The story has become part of internet history, reposted every year across crypto forums, X timelines and Reddit threads as Bitcoin Pizza Day. What started as an early transaction now functions like digital folklore.

Crypto company Ballet leaned directly into that mythology recently with a limited-edition Bitcoin Pizza wallet tied to the anniversary. The stainless steel cold storage cards arrived packaged like collectibles. Some purchases included pizza gift cards.

But underneath the marketing is a bigger question the crypto industry still hasn’t solved: why do people trust something they can’t physically see?

“It’s internet magic money,” Ballet founder Bobby Lee told WorldsEdge during the interview.

Lee laughed when he said it. Then explained the vision.

“When something is physical, people can see and touch and feel it. It’s tangible.”

That physical connection has become part of Ballet’s business model. The company creates metal cold storage wallet cards designed to hold Bitcoin, Ethereum, Dogecoin and other crypto assets offline.

 

I tested one of Ballet’s special edition wallet cards myself.

 

Before setup, users are instructed to inspect the packaging and security seal to make sure the wallet hasn’t been tampered with. The activation process runs through the Ballet Crypto app. After scanning the QR codes attached to the card, I was able to connect accounts, activate multiple currencies and transfer crypto assets within minutes. The gold card casing was created like a collectible, something you could see in a Cryptocurrency museum one day.

The setup felt surprisingly simple for an industry that often overwhelms first-time users with technical language, numerical sequences and security warnings.

Lee said that accessibility matters because crypto still struggles with trust.

“You do have to trust,” he said. “What you don’t want to do is fall into a mistake and trust a con artist or a fraudster.”

That skepticism has followed crypto since the beginning.

Before launching Ballet in 2019, Lee co-founded BTC China, later renamed BTCC, one of China’s first Bitcoin exchanges. Years earlier, his company experimented with physical Bitcoin collectibles made from titanium.

“They immediately became collector’s items,” Lee said.

Back then, Bitcoin itself still felt experimental.

The original Bitcoin Pizza Day transaction happened when a programmer named Laszlo Hanyecz offered 10,000 Bitcoin in exchange for pizza delivery. Someone accepted the trade.

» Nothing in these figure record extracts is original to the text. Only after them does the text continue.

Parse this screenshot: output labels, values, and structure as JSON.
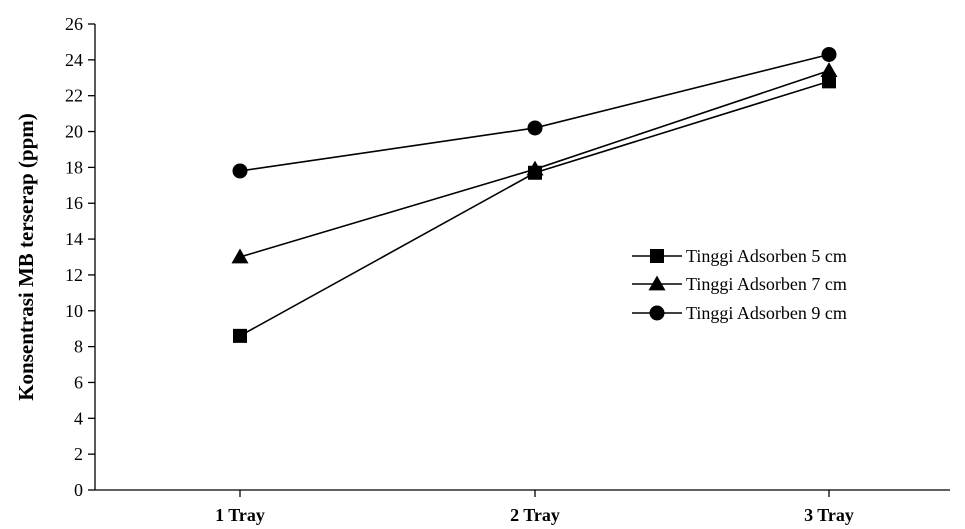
{
  "chart_data": {
    "type": "line",
    "title": "",
    "xlabel": "",
    "ylabel": "Konsentrasi MB terserap (ppm)",
    "categories": [
      "1 Tray",
      "2 Tray",
      "3 Tray"
    ],
    "ylim": [
      0,
      26
    ],
    "yticks": [
      0,
      2,
      4,
      6,
      8,
      10,
      12,
      14,
      16,
      18,
      20,
      22,
      24,
      26
    ],
    "grid": false,
    "legend_position": "right",
    "series": [
      {
        "name": "Tinggi Adsorben 5 cm",
        "marker": "square",
        "color": "#000000",
        "values": [
          8.6,
          17.7,
          22.8
        ]
      },
      {
        "name": "Tinggi Adsorben 7 cm",
        "marker": "triangle",
        "color": "#000000",
        "values": [
          13.0,
          17.9,
          23.4
        ]
      },
      {
        "name": "Tinggi Adsorben 9 cm",
        "marker": "circle",
        "color": "#000000",
        "values": [
          17.8,
          20.2,
          24.3
        ]
      }
    ]
  }
}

“Before that, people were just sending Bitcoin back and forth,” Lee said. “Like giving people high fives.”

Now the story gets treated almost like a holiday inside crypto culture.

Each year the internet recalculates the current value of those coins. This year, Lee pulled up the number during our interview.

“10,000 Bitcoin will be worth $730 million,” he said.

The absurdity is part of why the story survives.

Two pizzas accidentally became one of the most expensive meals in modern history.

Lee pushed back on the idea that crypto has become “lifestyle branding,” claiming that Bitcoin developed like every other niche community online.

“Whether it’s golf, aviation, bowling or pickleball, everything has a subculture,” he said.

Crypto just happens to document itself differently. Through memes. Screenshots. Wallet cards. Twitter lore. Discord chats. Collector products.

And increasingly, physical objects.

For Lee, Bitcoin’s future has less to do with aesthetics and more to do with money itself.

“Money is shrinking,” he says. “The value is worth less today.”

He pointed to rising grocery prices, disappearing pennies and the declining purchasing power of cash as evidence.

“Everything’s more expensive because money has shrunk in terms of the goods you can buy,” Lee said.

That belief sits at the center of crypto culture itself. Many early Bitcoin adopters viewed cryptocurrency as protection against inflation and centralized banking systems capable of endlessly printing money.

Bitcoin was designed differently. Its supply is capped at 21 million coins.

“It’s built into the system,” Lee said. “Bitcoin cannot go more than 21 million units.”

Still, Lee acknowledged crypto remains chaotic.

“There’s too many scams,” he said. “Too many schemes.”

Even after 15 years in the industry, he believes mainstream understanding of Bitcoin is still far away.

“It might take another 5, 10, 15, 20 years until society really wakes up,” Lee said. “Bitcoin is the new money.”